Im ersten Schritt suchen die Cyberkriminellen Opfer. Arglose Benutzer in ihre Netze zu locken und Computer für kriminelle Zwecke zu missbrauchen, gelingt ihnen dabei meist mit den folgenden sechs Methoden:

  1. Spam: Durch E-Mail-Spam war es erstmalig möglich, mit Malware direkt Geld zu verdienen. Und das Geschäft mit fragwürdigen Tabletten, gefälschten Uhren und heiratswilligen Russinnen floriert nach wie vor. Zwar ist das Spamvolumen insgesamt zurückgegangen. Doch noch immer senden Spammer täglich Milliarden von Nachrichten in der Hoffnung, dass ein kleiner Prozentsatz die Spamfilter überwinden und einige Empfänger zum Kauf verlocken kann. Im Anhang von E-Mails kommt außerdem nach wie vor Malware ins Haus, auch wenn der größte Teil der Schadprogramme heute im Web liegt.
  2. Phishing: Angreifer verwenden E-Mails nicht nur, um per Spam Produkte und Dienstleistungen anzupreisen. Sie führen damit auch Phishing-Angriffe durch. Ihre E-Mails täuschen vor, von Ihrer Bank oder Ihrem E-Mail-Dienstanbieter zu stammen. Das soll Sie dazu bringen, arglos Ihre Zugangsdaten einzugeben. Auf ähnliche Weise bereiten sie auch Angriffe auf unternehmensinterne Dienste vor.
  3. Soziale Medien: Viele Spammer sind inzwischen von E-Mails auf Spam-Nachrichten in sozialen Medien umgestiegen. Hat ein scheinbarer Freund oder Kollege einen Link gepostet, klicken die Nutzer in Netzwerken wie Facebook oder Twitter sorgloser darauf als sonst. Auch Sensationsberichte und beliebte Funktionen verleiten neugierige Benutzer dazu, auf unsichere Links zu klicken.

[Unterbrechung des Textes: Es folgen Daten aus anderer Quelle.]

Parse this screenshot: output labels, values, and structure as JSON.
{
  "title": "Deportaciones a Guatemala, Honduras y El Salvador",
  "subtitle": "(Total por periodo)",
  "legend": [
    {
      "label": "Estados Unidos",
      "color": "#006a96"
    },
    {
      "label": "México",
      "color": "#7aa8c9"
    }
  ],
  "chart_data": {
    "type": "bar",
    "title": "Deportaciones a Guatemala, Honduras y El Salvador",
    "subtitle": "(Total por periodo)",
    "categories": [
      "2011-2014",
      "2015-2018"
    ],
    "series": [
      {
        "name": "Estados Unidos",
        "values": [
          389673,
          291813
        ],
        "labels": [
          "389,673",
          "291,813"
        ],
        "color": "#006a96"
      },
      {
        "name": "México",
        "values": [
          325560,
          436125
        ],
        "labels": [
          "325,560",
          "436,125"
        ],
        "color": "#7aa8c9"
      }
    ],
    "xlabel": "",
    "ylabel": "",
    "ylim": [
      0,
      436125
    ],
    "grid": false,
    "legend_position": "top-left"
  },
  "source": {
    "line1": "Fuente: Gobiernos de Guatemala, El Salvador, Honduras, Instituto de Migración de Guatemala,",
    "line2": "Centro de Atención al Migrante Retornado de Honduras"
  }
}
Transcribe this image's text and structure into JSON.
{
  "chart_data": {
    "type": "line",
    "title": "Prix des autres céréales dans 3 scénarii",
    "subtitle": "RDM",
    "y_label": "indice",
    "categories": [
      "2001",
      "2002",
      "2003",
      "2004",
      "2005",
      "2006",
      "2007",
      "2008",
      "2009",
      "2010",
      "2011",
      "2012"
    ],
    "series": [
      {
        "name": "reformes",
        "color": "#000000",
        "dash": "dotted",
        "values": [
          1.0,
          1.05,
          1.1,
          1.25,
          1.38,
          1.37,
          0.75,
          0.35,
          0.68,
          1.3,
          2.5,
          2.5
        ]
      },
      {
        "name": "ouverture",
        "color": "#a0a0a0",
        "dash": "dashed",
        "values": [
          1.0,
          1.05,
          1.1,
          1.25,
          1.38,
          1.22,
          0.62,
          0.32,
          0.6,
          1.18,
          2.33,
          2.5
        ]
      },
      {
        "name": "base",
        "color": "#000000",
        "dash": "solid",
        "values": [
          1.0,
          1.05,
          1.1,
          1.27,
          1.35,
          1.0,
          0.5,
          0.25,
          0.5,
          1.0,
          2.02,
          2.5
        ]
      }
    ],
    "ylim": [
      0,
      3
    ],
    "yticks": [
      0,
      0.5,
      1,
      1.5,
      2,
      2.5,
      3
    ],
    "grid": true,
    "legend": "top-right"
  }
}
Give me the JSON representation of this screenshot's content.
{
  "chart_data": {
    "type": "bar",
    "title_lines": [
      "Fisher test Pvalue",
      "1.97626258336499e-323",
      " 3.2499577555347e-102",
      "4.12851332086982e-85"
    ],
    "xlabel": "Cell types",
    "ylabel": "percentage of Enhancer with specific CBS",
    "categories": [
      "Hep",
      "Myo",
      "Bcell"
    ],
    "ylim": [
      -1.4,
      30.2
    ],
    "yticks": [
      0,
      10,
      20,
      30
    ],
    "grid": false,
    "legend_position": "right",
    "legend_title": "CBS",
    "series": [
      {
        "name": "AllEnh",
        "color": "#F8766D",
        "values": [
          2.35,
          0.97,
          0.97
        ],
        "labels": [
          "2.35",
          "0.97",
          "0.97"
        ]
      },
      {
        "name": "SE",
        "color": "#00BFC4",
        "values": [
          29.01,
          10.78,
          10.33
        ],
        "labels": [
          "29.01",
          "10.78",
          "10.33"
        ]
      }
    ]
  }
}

  4. Blackhat SEO: Betrüger versuchen außerdem, die Suchergebnisse bei Google und Bing zu beeinflussen, was man als Blackhat SEO oder SEO Poisoning bezeichnet. Ziel ist es, die Suchergebnisse bei beliebten Themen so zu manipulieren, dass Treffer auf den ersten Suchergebnisseiten zu gefährlichen Webseiten mit Exploits, Malware oder Phishing führen. Weitere Informationen zum Thema SEO Poisoning finden Sie in unserem Fachbeitrag aus den SophosLabs.
  5. Drive-by-Downloads: Viele Nutzer infizieren sich schon beim Aufruf einer Webseite, wenn diese bekannte Exploits als „Drive-by-Downloads“ enthält. Die SophosLabs spüren jeden Tag 30.000 neue Seiten im Web auf, die arglose Surfer mit Schadcode bombardieren. Sie wollen damit Schwachstellen in Betriebssystemen, Browsern, Plug-ins und Anwendungen ausbeuten.
  6. Malware: Auch Würmer, Viren und andere Malware-Dateien sind noch immer zahlreich im Umlauf. Sie sind heute zwar seltener als noch vor zehn Jahren, doch zur Infektion ungeschützter Systeme und um Computer zu missbrauchen bleiben Sie für die Täter ein wichtiges Mittel.